Sin embargo, no podemos interpretar que todo
lo que habita en la Ciudad terrena tiene que ser despreciado, muy por el
contrario, debemos amar y gozar de las
cosas que habitan en ella, ya que provienen de Dios, en este sentido, se debe amar
al mundo como un medio para llegar al Supremo bien, el error que cae en
nosotros es no poder distinguir claramente que cosa se debe anhelar con mayor
prioridad, por ello, los bienes inferiores nos llegan a ofuscar en la búsqueda por la plena felicidad; cuando San Agustín
nos expresa en la cita: “ amar
el Supremo bien”, no debemos olvidar que es correcto vivir
amando la estadía en el mundo terrenal, no perdiendo de vista que somos
peregrinos en este mundo, y aunque lo apreciemos, sabemos que aspiramos a vivir
en una morada eterna que proporciona una felicidad que no es propia de la
naturaleza humana en la Ciudad terrena.
Analizando
la última parte de la cita: “Quien
goza de aquel a quien ama, y ama el verdadero supremo bien, ¿quién, sino
alguien muy depravado , negará que es feliz?”, tomando
en cuenta las perspectivas señaladas al comienzo de este escrito, el amante
anhela a su amado pues lo proyecta como si fuese el fin de su búsqueda por
sentirse pleno y completo, sin embargo, en muchas ocasiones se equivoca con
respecto a lo que convierte como el objeto de su amor, aunque, no por ello deja
de sentir goce cuando toma posesión de ese bien ansiado, la única diferencia
cuando se ama el Supremo Bien es que esa sensación de plenitud es eterna e
inmutable, caso contrario cuando se aman las cosas equivocadas donde el goce es
breve y se pierde fácilmente; en cuanto a la felicidad, sucede algo similar,
todos queremos ser felices, en mayor o menor proporción podemos manifestarlo
pero es una constante que se ve en nuestra naturaleza, anhelamos vivir bien,
sentir que nuestra vida se encuentra libre de calamidades y frustraciones, tal
vez, elegimos de manera errónea el objeto de nuestra felicidad, sufriendo por
la incapacidad de nuestra naturaleza al querer aspirar al infinito y no poder
poseerlo en este instante. Cuando el
amante ama lo que debe de amar, es decir, el Supremo Bien, puede asegurarse que
es feliz, ya que puede tener y conservar su bien mayor, no hay riesgo alguno de
perder su plenitud; parece que el hombre en la tierra persigue la felicidad
como si estuviese a su alcance olvidando que nunca podrá poseerla ya que ama
los medios como fines.
Conclusiones
El
hombre en su eterna búsqueda por encontrarle un sentido y propósito a sus
acciones vive deambulando, anhelando obtener su felicidad y sosiego, cuando
llega a amar experimenta una plenitud casi divina, sin embargo, como si la vida
en este mundo fuese en algún sentido trágica, esa tranquilidad es arrebatada de
manera inmediata, haciendo recordar a los individuos su frágil condición humana.

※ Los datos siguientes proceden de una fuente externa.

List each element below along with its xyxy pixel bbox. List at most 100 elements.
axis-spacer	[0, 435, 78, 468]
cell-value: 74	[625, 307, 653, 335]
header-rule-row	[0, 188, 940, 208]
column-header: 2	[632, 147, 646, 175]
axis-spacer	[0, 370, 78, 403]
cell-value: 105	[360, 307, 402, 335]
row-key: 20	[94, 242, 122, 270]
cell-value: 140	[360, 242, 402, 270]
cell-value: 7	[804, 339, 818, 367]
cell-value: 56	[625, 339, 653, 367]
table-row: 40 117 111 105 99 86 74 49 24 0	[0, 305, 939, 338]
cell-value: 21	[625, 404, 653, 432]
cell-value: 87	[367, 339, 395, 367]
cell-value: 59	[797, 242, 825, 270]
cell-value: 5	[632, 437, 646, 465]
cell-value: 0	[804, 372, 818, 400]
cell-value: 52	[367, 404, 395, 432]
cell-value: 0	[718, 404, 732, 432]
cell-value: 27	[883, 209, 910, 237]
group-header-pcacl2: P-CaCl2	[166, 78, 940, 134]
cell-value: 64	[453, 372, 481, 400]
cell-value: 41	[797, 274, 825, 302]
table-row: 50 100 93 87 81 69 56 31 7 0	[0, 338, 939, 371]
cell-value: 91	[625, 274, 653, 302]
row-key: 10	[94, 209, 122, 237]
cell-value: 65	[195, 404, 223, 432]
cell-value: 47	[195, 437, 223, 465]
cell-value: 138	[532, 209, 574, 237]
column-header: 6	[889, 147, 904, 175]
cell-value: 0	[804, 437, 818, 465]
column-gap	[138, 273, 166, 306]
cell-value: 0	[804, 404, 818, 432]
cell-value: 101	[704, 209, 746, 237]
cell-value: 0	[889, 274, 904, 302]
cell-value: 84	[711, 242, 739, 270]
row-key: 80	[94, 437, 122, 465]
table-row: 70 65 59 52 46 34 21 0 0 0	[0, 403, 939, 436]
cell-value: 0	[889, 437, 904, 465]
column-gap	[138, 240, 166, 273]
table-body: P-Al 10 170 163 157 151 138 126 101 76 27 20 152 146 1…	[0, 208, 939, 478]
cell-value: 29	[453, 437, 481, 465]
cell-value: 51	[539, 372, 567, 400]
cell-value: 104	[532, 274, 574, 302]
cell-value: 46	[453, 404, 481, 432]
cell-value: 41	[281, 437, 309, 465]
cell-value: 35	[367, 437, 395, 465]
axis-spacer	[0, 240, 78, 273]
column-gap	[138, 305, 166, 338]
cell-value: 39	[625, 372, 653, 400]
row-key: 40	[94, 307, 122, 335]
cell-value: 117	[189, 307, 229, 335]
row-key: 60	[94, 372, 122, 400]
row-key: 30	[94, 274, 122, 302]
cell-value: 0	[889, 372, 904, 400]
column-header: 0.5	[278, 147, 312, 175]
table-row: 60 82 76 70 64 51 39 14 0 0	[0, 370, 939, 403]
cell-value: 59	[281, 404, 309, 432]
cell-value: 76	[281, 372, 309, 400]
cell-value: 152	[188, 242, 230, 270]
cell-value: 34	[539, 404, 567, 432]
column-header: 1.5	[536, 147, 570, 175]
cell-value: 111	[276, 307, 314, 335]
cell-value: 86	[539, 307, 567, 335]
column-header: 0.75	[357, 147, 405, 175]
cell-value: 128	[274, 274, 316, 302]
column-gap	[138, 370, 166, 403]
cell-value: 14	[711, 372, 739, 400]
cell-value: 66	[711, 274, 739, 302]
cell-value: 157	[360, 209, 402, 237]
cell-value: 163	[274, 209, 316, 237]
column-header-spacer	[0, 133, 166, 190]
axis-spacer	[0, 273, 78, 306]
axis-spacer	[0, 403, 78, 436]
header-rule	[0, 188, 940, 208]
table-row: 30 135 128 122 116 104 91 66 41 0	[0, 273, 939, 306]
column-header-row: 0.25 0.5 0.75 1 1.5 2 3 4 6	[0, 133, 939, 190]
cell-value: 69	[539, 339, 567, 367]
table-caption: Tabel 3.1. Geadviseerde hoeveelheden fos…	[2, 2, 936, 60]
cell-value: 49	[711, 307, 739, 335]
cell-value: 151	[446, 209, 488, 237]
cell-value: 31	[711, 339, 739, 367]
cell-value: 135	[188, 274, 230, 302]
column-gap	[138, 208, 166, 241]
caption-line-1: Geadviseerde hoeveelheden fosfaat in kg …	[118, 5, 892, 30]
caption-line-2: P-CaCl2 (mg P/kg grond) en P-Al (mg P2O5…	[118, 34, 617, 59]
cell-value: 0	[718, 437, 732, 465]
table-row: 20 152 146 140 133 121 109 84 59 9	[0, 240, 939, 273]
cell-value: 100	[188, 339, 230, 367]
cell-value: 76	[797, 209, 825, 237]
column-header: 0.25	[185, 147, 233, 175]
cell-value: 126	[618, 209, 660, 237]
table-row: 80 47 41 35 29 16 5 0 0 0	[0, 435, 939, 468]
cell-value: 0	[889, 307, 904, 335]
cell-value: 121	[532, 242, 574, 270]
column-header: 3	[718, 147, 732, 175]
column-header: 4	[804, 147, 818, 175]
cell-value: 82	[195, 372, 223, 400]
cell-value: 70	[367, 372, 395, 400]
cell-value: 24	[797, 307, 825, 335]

San Agustín nos recuerda una perspectiva fundamental sobre las acciones de
todos los hombres, mostrándonos que en cada uno de nosotros hay voluntades y motivos
del por qué nos vemos inclinados a obrar de un modo y no de otro, como del
mismo modo, la función del amor, pues parece ser el cimiento de todas nuestras
acciones.
Creo
que no debemos olvidar estas nociones tan fundamentales que San Agustín nos
muestra, en cuanto a nosotros queda por cuestionarnos, ¿Qué es la felicidad?, ¿Cuál
es el mejor modo de vivir?, ¿Vivimos cuando amamos?, tal vez parezcan
interrogantes sencillas pero puede ser que valga la pena preguntárnoslas
seriamente en algún momento de nuestras vidas.
Referencias
bibliográficas
San
Agustín. (2010). La ciudad de Dios (2nd ed.). Madrid: Tecnos.